Книга: Люди остаются людьми
Назад: ГЛАВА ДВАДЦАТЬ ВОСЬМАЯ
Дальше: ГЛАВА ТРИДЦАТАЯ

ГЛАВА ДВАДЦАТЬ ДЕВЯТАЯ

1

Проходит неделя. Мои маутхаузенские друзья молчат. Я упаковываю рюкзак: вечером буду перебираться на вокзал. Я не хочу больше доставлять неприятностей сестре, буду ночевать на вокзалах. Я продержусь так еще три, четыре дня и, если за это время друзья не откликнутся, уеду в Одессу или в Крым, где нет сильных холодов. В последние дни я начинаю что-то крепко мерзнуть.

В Москве у меня остается несколько дел. Мне надо навестить семью Алексея Ивановича Муругова, зайти к Ампилогину и, если удастся, послушать оперу «Князь Игорь» в Большом театре. Вообще быть в Москве и не побывать в Большом театре — это, конечно, непростительно.

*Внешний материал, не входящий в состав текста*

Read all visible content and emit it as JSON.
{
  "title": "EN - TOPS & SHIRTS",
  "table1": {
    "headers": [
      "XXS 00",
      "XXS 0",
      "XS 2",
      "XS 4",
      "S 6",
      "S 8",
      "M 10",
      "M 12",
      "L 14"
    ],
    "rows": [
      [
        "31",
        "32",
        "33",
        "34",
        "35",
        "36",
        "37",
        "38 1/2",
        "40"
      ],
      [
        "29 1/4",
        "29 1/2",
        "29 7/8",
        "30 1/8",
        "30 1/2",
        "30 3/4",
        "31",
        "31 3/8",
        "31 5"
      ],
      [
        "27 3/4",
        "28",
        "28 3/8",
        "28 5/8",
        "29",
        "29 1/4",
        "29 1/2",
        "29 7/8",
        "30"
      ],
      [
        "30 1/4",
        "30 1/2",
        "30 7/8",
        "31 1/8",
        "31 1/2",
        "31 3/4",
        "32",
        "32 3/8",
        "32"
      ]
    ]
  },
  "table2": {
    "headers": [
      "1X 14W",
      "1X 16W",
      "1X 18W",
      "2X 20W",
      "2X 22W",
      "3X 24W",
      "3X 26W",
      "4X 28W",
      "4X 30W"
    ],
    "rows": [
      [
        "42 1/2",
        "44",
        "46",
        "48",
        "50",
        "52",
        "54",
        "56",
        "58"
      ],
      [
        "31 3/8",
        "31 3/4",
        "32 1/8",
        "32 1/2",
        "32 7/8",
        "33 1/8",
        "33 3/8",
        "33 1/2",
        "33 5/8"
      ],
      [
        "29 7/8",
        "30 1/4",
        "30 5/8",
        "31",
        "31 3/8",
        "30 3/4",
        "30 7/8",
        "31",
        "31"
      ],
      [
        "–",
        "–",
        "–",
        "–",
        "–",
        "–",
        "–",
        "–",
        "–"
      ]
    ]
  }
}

После обеда, часа в три, узнав у постового милиционера, как проехать в Лихов переулок, я отправляюсь к Муруговым. Выйдя из метро на площади Революции, я еду дальше на троллейбусе, и, чем дальше еду, тем сильнее охватывают меня разные сомнения: а может быть, семья Муруговых уже не живет в Лиховом переулке; может, и сам Муругое — это не Муругов, может, это его вторая, лагерная фамилия: большие люди, попав в плен, иногда по нескольку раз меняли фамилию; а может быть, и никакого Лихова переулка нет: мне только почудилось, что Лихов?

— Скоро будет Лихов переулок? — спрашиваю я кондукторшу.

— Через две остановки. Следующая — Петровские ворота.

Лихов… Странные названия в Москве, думаю я. Все странно, все не так, как ожидал!

Стекла троллейбуса обросли льдом. Холод. Стынет спина, стынут ноги. Сапоги Бахмайера ни черта не греют.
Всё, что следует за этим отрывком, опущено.